A normal paint job is flat and boring. There is no depth or organic quality. To liven up any space, you can create textured faux finishes by using rag rolling, sponging and wiping techniques. You can also create a shabby-chic look by using crackle paint. You apply a base coat and then apply a top coat when the base is dry. You can use contrasting colors or the same color but a different shade. You then would dip the rag or sponge into the paint and dab or wipe onto the wall.
Faux finishes that resemble marble are extremely hard to get just right. You begin with a base coat (usually white or a light tan or eggshell) and then use a brush to apply the top coat. There are many techniques used to get the correct voids and color changes as you see in marble. It is always good to practice on scrap wood until you are confident in your ability.
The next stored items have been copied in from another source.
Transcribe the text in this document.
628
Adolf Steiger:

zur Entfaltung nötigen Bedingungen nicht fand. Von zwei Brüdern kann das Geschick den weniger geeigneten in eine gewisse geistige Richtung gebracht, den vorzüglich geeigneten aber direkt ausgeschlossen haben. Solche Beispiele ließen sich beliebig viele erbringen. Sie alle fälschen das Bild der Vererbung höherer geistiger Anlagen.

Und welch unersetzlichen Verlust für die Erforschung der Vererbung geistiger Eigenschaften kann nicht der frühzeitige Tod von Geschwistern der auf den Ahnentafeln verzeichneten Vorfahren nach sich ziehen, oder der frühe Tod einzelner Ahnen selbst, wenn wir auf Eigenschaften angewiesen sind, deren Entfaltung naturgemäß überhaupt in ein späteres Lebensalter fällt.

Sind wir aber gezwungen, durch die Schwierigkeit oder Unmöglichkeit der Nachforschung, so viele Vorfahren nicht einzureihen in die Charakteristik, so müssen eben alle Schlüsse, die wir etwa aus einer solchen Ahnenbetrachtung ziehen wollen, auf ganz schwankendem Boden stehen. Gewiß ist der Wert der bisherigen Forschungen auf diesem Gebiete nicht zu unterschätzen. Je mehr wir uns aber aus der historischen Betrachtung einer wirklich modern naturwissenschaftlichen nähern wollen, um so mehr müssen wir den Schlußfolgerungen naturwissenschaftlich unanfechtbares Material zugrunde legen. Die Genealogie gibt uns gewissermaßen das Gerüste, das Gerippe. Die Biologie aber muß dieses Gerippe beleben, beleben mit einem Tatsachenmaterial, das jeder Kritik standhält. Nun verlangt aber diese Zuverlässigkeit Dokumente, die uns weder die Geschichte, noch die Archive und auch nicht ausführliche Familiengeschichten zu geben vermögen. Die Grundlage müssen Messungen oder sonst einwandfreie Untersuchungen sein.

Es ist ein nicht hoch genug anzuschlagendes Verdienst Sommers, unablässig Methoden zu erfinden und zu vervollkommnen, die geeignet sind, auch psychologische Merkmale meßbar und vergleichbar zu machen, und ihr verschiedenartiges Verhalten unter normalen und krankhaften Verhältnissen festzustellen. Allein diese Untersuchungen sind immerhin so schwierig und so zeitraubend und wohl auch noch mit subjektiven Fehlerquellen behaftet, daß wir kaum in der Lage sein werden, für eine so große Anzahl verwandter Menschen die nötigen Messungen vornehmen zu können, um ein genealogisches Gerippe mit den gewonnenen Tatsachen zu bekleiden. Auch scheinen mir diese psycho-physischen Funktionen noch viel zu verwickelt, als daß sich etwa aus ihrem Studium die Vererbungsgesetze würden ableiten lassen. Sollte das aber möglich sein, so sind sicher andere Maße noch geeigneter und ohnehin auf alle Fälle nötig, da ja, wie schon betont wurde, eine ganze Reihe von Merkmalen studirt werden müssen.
The same technique used to make wood grain faux finishes can also create tiger stripes or wood in cake decorating with fondant. As you apply a wood stain, you use a soft brush to create the grain texture. This is another that takes patience and care to do correctly.
Metallic Faux Finishes
This is a fun technique as the base coat determines the type of metal you're trying to achieve. There's a special metallic glaze that's used as the top coat of paint. If you use a gray base coat the finished product will look like steel. Using a reddish brown color will give off the look of copper. Mustard will look a lot like gold. The top coat is applied using a natural sea sponge. Experiment with different colors and surfaces.
This creates a look of wrecked wallpaper. You glaze torn paper onto the wall and then paint over them. When dry, you rip off pieces to create layers.
This is one of the more popular faux finishes. Start with a base coat, and then a different color top coat. While the top coat is still wet, you wipe away sections. This is normally done on cabinets, especially around contact points like the edges.